Optimizing Sensor Localization and Cluster Performance in Wireless Sensor Networks through Internet of Thing (IoT) and Boosted Weight Centroid Algorithm

Abstract

Localization is an extremely important component of applications that make use of wireless sensor networks. It has a substantial impact on academics as well as real-time sensor deployment applications in the aim of lowering the amount of energy that is used while simultaneously locating unknown nodes. The process of obtaining the coordinates along an axis that represent the locations of the sensor nodes is referred to as localization. The accuracy of locating the positions of the nodes varies depending on the environmental conditions, the type of nodes, the type of application, and the type of localization methods used.

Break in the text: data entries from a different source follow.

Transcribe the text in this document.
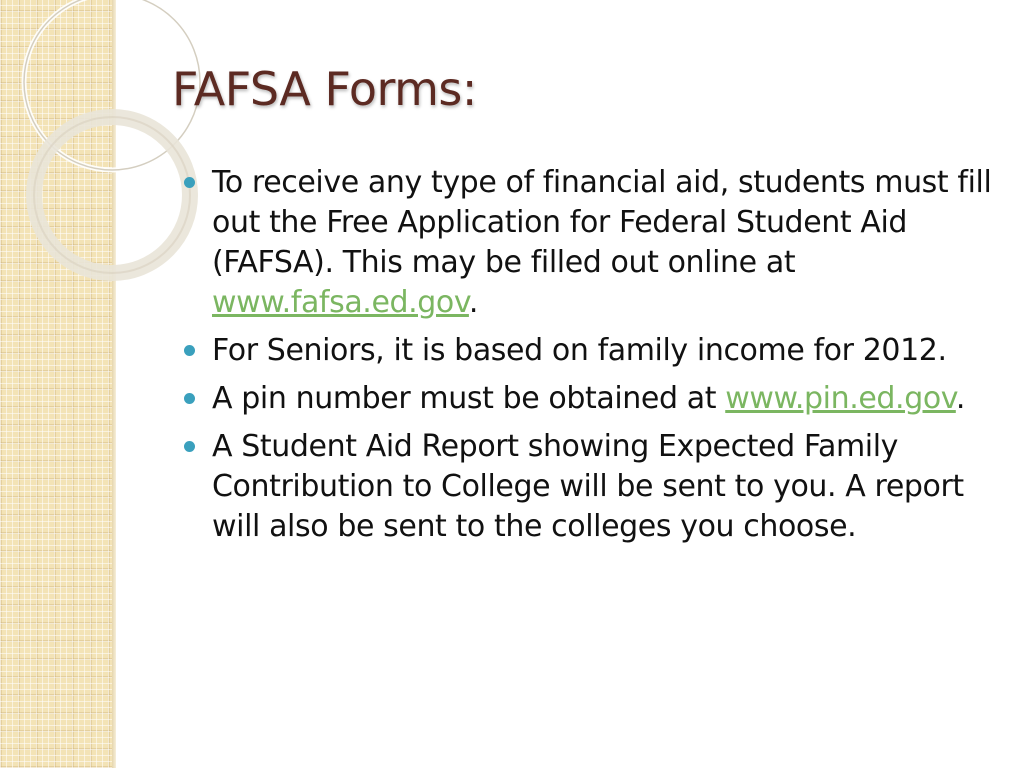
FAFSA Forms:
To receive any type of financial aid, students must fill out the Free Application for Federal Student Aid (FAFSA). This may be filled out online at www.fafsa.ed.gov.
For Seniors, it is based on family income for 2012.
A pin number must be obtained at www.pin.ed.gov.
A Student Aid Report showing Expected Family Contribution to College will be sent to you. A report will also be sent to the colleges you choose.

A standard localization method known as distance vector hop (DV-hop) localization will be able to determine the positions of unknown nodes with typical accuracy with the assistance of beacon nodes based on Internet of things. The DV-hop and improved weighted centroid localization algorithms, in addition to the suggested boosted weight centroid-based localization approach, are both addressed in this article. The suggested boosted weight centroid localization technique is utilized to find nodes in the remote area of the WSN while conserving energy. This is accomplished with the assistance of measurements involving both the nodes and the centroid. The modified weight metric is utilized in the process of carrying out the task of localisation of an unknown node. The performance of BWCLA is evaluated based on a number of different metrics, including accuracy in localization, average localization error, total packets utilized, and energy usage.